Ein Herz voll Hoffnung
Hat mich erreicht.

Wo bist du?
Ein Stern fällt.
Dein Gesicht!
Du bist da!

Wenn Du den Becher leerst,
Wo jenseits
Weiße Schwalben trinken:
Vergiß nicht die Träne,
Den Kuß, den Du träumtest,
Am Himmel der Toten.
Du bist geliebt!

[ 4 pages, circa 5' 15" ]

Walter Hasenclever


Walter Hasenclever (1890-1940) was a German Expressionist writer, who first studied law at Oxford, moved on to the University of Lausanne, then Leipzig. His first collection, Städte, Nächte und Menschen, was published in 1910, and thereafter he worked in plays and even a time on contract for Garbo screenplays for MGM. A contemporary of many European expressionist artists, his works were banned when the National Socialists came to power in 1930, and he fled to France where he imprisoned twice as a "foreign enemy" in France, and when the Nazis conquered the south of France, he took his own life rather than fall into their hands.

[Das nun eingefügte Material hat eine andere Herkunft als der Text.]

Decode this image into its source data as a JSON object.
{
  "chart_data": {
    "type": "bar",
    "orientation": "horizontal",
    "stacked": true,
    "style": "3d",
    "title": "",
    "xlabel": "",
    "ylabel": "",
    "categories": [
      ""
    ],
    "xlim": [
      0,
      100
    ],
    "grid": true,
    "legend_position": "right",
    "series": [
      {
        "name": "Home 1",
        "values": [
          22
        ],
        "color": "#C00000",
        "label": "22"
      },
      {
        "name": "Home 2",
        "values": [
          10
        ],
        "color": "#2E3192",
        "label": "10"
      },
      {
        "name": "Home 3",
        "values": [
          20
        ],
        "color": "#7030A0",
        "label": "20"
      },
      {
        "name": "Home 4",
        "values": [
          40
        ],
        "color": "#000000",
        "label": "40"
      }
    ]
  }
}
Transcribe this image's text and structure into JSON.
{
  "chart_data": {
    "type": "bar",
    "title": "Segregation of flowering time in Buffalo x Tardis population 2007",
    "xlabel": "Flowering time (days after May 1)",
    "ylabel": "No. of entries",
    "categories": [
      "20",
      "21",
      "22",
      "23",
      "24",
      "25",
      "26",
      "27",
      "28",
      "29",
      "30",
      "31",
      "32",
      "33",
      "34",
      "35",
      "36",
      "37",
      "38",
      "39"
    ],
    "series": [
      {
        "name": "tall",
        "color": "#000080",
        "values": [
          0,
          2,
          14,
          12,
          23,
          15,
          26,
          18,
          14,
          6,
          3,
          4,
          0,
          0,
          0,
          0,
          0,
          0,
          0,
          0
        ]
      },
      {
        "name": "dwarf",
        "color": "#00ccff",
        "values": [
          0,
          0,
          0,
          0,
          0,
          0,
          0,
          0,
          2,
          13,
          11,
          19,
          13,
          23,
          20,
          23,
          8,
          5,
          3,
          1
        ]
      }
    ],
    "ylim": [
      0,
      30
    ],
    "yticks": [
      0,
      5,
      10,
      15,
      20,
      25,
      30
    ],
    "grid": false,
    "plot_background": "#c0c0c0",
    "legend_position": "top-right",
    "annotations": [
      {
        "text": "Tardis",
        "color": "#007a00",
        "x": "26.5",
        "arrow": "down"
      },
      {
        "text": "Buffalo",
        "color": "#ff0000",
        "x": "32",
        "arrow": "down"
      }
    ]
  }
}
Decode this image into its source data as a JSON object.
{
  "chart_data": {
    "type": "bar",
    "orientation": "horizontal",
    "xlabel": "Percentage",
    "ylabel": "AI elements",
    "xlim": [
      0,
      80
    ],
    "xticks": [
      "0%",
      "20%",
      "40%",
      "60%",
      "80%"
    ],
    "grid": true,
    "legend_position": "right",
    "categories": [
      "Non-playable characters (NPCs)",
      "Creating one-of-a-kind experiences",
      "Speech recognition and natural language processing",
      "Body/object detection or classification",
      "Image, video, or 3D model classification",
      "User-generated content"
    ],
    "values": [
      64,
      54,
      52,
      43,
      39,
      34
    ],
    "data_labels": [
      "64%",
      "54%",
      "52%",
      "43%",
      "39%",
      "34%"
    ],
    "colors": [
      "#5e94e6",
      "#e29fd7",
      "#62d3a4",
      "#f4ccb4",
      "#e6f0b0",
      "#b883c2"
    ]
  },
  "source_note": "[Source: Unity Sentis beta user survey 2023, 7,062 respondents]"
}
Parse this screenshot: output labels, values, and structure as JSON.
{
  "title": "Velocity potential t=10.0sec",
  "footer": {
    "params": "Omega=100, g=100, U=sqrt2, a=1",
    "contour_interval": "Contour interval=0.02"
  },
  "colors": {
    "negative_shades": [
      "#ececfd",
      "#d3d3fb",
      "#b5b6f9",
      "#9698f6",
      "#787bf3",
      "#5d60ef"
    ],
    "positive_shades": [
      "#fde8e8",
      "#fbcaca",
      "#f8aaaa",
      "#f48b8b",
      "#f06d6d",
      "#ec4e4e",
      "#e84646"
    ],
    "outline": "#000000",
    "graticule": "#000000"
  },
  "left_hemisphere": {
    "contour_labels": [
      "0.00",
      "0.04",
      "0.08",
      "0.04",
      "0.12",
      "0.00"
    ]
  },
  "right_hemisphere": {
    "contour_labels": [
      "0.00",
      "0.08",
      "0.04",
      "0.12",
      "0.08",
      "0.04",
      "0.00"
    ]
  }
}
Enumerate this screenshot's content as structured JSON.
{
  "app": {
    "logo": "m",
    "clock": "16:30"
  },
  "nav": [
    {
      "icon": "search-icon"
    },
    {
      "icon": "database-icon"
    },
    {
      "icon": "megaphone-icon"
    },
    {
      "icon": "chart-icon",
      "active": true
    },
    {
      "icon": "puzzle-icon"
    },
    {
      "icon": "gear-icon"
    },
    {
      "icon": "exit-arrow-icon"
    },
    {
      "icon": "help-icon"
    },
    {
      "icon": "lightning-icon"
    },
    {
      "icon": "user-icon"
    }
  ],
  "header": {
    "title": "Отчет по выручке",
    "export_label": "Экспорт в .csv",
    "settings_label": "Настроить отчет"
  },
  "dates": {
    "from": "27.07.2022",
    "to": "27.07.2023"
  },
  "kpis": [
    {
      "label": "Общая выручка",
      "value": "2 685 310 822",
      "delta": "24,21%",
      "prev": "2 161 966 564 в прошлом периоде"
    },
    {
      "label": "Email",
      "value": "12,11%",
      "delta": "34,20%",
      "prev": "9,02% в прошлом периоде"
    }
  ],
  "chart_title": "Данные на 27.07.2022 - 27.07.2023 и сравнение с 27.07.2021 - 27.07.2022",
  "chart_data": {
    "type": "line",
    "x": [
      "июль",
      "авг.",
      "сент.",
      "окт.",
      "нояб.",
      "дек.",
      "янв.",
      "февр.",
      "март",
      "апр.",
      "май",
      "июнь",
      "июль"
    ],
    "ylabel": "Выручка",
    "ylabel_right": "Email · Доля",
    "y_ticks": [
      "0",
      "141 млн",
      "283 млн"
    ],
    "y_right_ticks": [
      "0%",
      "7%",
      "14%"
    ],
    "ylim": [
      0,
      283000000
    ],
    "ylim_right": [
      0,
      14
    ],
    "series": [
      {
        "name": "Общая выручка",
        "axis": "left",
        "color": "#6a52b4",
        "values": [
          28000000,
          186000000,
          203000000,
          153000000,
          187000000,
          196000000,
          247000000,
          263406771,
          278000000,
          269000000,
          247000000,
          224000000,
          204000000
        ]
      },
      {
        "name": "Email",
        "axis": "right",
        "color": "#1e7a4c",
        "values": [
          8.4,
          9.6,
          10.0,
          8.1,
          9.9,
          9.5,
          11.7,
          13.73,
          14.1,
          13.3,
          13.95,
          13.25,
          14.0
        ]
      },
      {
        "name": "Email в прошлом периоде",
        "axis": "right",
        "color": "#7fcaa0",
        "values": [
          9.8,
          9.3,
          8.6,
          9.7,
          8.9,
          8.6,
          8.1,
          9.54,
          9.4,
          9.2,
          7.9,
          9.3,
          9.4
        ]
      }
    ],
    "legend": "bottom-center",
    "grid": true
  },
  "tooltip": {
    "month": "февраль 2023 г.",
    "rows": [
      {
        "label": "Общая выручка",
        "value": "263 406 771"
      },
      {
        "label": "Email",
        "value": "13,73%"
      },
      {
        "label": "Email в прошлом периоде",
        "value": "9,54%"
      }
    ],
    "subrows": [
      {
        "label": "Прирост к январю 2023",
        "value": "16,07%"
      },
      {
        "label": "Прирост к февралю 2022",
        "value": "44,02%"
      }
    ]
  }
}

The text is taken from the 1920 Ernst Rowohlt anthology, Menschenheitsdämmerung, in which he is in the good company of a number of seminal writers from the time.


When death

devours music:

 will we recognize ourselves?

Do you live

In a room, where men are to be found?

In the ocean rises an island,

A life, that validates us.

Birds fly up.

Weep not!



Gazelles call;

Desolate valleys covered in snow.

See, I wander,

A being of love.

A hope-filled heart

Has arisen in me.

Where are you?

A star falls.

Your face!

You are there!

When you empty the cup,

Where shall

White swallows sip:

Forget not the tears,

The kiss, that you dreamed,

In death's heaven.

You are beloved!





The lyricism of the opening spans long gestures as an introduction to the shifting harmonies, from diatonic to whole tone and back again. As the tonality settles, the D flat seems as if the "arrived at" tonic of the piece but only temporarily.



The repetition of the assertion, "Du bist geliebt," is followed by a reprise of the opening stanza's lingering question as the final cadence arrives at the A flat tonic heretofore evaded.



The score for Gedichte is available as a free PDF download, though any major commercial performance or recording of the work is prohibited without prior arrangement with the composer. Click on the graphic below for this piano-vocal score.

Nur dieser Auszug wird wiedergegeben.